Weekly Feature



2018-11-08 / Local News

Supervisor candidate argues for term limits

by JENNIFER WATERS
Editor

Jim Lawson is running for town supervisor next year. During Monday’s Town Board meeting, he called for the current board to open a discussion on term limits.

The topic was brought up during the Oct. 22 meeting by resident David Kims. At that time, Supervisor Sheila Meegan said the town has term limits and “they’re called ‘elections.’”

“The only problem with that is, we have a 97 percent incumbency rate with elected officials,” Lawson said. “To call [elections] term limits is disingenuous.”

“You can’t blame that on us,” said Councilman William Hanley.

“And you can’t blame that on the person that’s running for office,” Meegan said.

Lawson said the Town of Amherst has enacted a code on term limits. He questioned why the West Seneca board can’t do the same.

Lawson handed out copies of the Town of Amherst code where term limits are defined.

“Here’s how they do it,” he said.

Amherst’s code states that the purpose of term limits is to expand participation in the electoral process and to bring new ideas to governance of the town.

“I think what we should do, the board could do, is to look at the law as it’s written with the Town of Amherst and just scratch out ‘Amherst’ and put in ‘West Seneca,’” Lawson said.

The supervisor candidate said this would save time and money for the town and that those he has discussed the code with agree the law is appropriate for West Seneca.

“Section 55-3 is where I would make one change, and that change would be ‘consecutive,’” Lawson said.

This section of Amherst’s code reads “No elective public officer of the Town of Amherst shall have more than two consecutive terms of four years each in the same public office.”

“George Washington was the one who brought in term limits when he term limited himself,” he said. “If it’s good enough for George Washington, it’s good enough for FDR, and it’s good enough for Amherst, why can’t it be good enough for the Town of West Seneca?”

Lawson said the Town Board has done a better job of communicating with the public as an open government but there are issues still to iron out.

“What the public looks for is a discussion,” Lawson said. “You have a discussion in front of everyone so they can see where people stand and your rationale, why you feel one way compared to another. I’m looking for an open discussion on term limits.
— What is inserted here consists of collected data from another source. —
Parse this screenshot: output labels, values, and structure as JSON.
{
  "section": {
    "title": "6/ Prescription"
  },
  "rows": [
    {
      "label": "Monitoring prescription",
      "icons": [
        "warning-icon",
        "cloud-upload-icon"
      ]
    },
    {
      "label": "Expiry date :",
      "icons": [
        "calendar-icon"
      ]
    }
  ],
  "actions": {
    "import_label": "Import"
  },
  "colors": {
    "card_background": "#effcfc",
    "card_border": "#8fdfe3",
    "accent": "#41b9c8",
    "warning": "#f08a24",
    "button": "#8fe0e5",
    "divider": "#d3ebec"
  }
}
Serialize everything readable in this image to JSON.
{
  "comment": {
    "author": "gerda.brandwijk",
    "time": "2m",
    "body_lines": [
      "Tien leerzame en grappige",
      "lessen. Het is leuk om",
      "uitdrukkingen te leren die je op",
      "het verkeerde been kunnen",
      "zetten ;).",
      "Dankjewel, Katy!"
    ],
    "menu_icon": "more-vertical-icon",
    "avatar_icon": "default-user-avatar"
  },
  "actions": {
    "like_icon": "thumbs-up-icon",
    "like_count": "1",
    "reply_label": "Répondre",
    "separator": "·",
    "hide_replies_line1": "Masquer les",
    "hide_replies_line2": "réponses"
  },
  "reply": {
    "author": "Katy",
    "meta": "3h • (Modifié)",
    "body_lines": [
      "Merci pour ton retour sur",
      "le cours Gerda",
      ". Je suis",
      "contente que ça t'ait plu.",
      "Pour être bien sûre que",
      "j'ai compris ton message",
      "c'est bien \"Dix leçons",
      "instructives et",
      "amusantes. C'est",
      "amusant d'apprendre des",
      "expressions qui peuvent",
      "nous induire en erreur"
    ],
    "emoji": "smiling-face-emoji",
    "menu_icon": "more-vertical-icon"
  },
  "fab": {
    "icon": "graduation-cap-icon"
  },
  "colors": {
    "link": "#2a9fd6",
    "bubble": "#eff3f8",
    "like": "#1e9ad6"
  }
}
Tonight.”

Hanley said the request was unfair, and Meegan rejected any immediate action on such a measure.

“We could do a public hearing on it, let the public talk about it, change the code. Absolutely. We have one town in the County of Erie that has term limits. Good for them; they did it. But we’re not saying to you, sir, tonight, that we’re going to go ahead and put this on the next public hearing. We’re not. We can think about it, we can talk about it,” Meegan said, adding, “You’re running for supervisor. If you’re lucky enough to win, you can make that happen. But right now, you know what our positions are.”

Lawson questioned the councilmen, stating that he was not aware of their positions on the subject of term limits.

“We all know you’re running for supervisor. When I sit up here, I don’t like being painted into a corner,” Hanley said. “I think Jim Lawson is running for supervisor. By throwing this on the table today you’re trying to eliminate any competition from anybody that’s sitting up here.”

“I favor term limits,” said Councilman Eugene Hart. “But I’m not prepared to go out and talk about it in detail. I see [Amherst’s code] refers to Municipal Home Rule Law Section 10(1)(ii)(a). I’m just looking to see what that said. I’d like to know more about that and more about why, or how, the Town of Amherst went about it.”

Hart said he would be willing to come up with a proposal on term limits and ask for the supervisor to set a public hearing in the future.